July 11, 2005

Bennett’s Business Systems buys in to Salesforce.com

Company opts to outsource financial and sales applications

Bennett’s Business Systems provides and services imaging equipment, such as copiers, to other businesses. It took a bet that it could get a leap in sales by moving from a small-business IT operation to an enterprise-class one. CEO and CIO Wes Benwick was unhappy with the proprietary OMD accounting package (a Cobol program recently ported to Windows) widely used in the copier/printer industry and was concerned about diminishing availability of integration tools and experts to tie them into other systems.
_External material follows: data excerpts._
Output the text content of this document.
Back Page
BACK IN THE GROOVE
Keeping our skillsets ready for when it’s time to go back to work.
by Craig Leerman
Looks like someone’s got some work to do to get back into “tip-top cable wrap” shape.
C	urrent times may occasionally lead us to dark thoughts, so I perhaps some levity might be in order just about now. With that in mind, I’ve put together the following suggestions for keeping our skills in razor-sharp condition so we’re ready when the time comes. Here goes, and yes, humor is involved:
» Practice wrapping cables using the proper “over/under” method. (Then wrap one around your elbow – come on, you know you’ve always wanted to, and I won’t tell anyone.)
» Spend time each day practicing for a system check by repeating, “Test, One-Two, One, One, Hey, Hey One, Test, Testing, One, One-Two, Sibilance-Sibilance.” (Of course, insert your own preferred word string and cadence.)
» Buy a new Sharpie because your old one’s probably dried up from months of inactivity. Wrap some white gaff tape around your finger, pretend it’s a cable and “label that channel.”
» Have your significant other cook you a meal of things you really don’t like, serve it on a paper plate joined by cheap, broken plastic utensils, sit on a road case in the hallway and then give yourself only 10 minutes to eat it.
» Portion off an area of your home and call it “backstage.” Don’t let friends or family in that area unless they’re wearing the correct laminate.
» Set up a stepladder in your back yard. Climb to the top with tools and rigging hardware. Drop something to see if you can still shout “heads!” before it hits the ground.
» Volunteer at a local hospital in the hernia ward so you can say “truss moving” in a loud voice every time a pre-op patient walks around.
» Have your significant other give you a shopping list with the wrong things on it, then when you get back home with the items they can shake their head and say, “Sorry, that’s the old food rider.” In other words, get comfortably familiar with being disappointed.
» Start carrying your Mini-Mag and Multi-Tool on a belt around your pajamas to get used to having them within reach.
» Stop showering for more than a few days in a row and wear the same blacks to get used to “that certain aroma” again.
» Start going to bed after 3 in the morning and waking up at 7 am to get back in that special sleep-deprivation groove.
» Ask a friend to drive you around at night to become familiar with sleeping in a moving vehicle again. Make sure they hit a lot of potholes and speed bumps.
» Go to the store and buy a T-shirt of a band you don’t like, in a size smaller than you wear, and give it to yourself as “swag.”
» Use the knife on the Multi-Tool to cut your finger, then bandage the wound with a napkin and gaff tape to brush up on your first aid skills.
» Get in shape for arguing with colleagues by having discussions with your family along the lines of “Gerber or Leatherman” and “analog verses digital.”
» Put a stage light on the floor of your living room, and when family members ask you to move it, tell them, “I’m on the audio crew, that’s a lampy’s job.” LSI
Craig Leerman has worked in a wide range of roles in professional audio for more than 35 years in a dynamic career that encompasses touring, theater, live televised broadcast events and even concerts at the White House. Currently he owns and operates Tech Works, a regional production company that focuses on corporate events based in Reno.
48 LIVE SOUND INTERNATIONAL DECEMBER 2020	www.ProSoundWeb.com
Moreover, Bennett’s had already tried to build its own telesales-management application, but it didn’t scale past three users.

So Benwick decided to outsource his financial and sales applications to Salesforce.com, which would instantly provide an enterprise architecture and let his staff of four developers and three support technicians focus on aiding the 25 sales staff members directly, including custom development within Salesforce.com’s applications and of MySQL database queries and reports. Benwick says sales rose 46 percent in the year after the company moved to enterprise-level tools, even though the size of the sale staff didn’t change. Sales had been consistent at the lower levels for at least five years, he notes. However, IT staff has grown from two to five as Benwick has added more developers to work on tools and reports for the sales staff.

But the IT support staff has stayed at one person. “We don’t believe our expertise is in managing hardware,” so it was easy to rely on someone else to host its systems. Initially, Benwick used a Microsoft Exchange server to manage e-mail, but quickly outsourced that, as well as the spam filtering, which runs on an on-site server administered by another company.

 “Administering it is a major pain in the butt,” especially for a company with fewer than 100 employees, Benwick says. In the same vein, Benwick outsourced the company’s datacenter and e-commerce site, both of which reside at the provider.

“I’m hoping I never have to own my own no matter how big I get,” Benwick says.

Galen Gruman is executive editor of InfoWorld for features and news.